Dalli was re-elected from two districts in the 2017 general election. At the start of the new session, she presented  to Parliament  a Bill to introduce marriage equality (same-sex marriage). Dalli's work in the equality sector led Malta to become the country affording the best legal protection and equality for LGBTIQ people. As a result, Malta has retained the top spot of the ILGA-Europe country index for four consecutive years.

During both terms as a Minister, Dalli worked to enhance Malta's human rights and equality structures and their independence, as well as dialogue with civil society and social partners.

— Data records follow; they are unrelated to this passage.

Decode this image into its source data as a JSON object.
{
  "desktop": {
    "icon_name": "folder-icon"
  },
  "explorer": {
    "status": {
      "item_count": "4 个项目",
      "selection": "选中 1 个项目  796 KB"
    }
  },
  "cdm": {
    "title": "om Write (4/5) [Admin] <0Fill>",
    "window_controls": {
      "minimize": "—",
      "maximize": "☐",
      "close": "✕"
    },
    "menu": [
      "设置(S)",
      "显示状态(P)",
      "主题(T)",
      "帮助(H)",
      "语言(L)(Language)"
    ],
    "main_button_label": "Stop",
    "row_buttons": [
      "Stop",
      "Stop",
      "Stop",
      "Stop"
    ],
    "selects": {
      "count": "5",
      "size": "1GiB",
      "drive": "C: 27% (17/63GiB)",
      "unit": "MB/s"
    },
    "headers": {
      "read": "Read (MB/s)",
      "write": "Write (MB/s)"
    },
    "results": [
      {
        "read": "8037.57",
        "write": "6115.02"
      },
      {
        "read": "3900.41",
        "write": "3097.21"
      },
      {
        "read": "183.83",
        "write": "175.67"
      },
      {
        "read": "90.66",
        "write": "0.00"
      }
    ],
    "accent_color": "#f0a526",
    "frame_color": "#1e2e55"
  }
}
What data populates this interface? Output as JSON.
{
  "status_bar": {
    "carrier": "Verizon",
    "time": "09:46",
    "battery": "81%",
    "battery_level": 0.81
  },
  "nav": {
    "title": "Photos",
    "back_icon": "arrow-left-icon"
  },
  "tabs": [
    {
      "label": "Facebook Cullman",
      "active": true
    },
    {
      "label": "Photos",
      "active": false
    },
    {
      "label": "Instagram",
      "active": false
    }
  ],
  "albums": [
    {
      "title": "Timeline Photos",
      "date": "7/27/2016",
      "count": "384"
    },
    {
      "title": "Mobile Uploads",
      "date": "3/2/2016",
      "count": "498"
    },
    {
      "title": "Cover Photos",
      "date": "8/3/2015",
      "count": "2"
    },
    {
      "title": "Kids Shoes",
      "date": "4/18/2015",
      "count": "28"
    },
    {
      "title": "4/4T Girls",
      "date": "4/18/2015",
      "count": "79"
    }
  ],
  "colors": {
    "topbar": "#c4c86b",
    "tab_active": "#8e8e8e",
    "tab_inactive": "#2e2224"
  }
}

In view of this, she set up a Human Rights and Equality Directorate that is responsible for Government policy on gender equality and gender mainstreaming, LGBTIQ equality, and migrant integration and anti-racism. She also set up an LGBTIQ Consultative Council, a Consultative Council for Women's Rights and a Forum on Integration Affairs. Following a long and multi-step consultation process, she presented an Equality Bill and a Human Rights and Equality Commission Bill that aim to instil the highest standards in terms of anti-discrimination and equality in all spheres of life, and the setting up of an independent national human rights institution in line with the Paris Principles of the United Nations and European Union equality directives.

Following the 2019 European elections, Dalli was nominated by the government of Prime Minister Muscat as Malta's candidate for the subsequent European Commission.

Commissioner 
In 2019, Dalli was made the European Commissioner for Equality in the von der Leyen Commission. Her Portfolio included leading on EU implementation of the UN Convention on the Rights of Persons with Disabilities, developing a European 'gender strategy' to further improve women's rights by improving pay transparency and ensuring implementation of the Women on Boards Directive, ensuring implementation of the Work-Life Balance Directive, exploring the addition of 'violence against women' to the list of EU crimes and supporting EU accession to the Istanbul Convention. 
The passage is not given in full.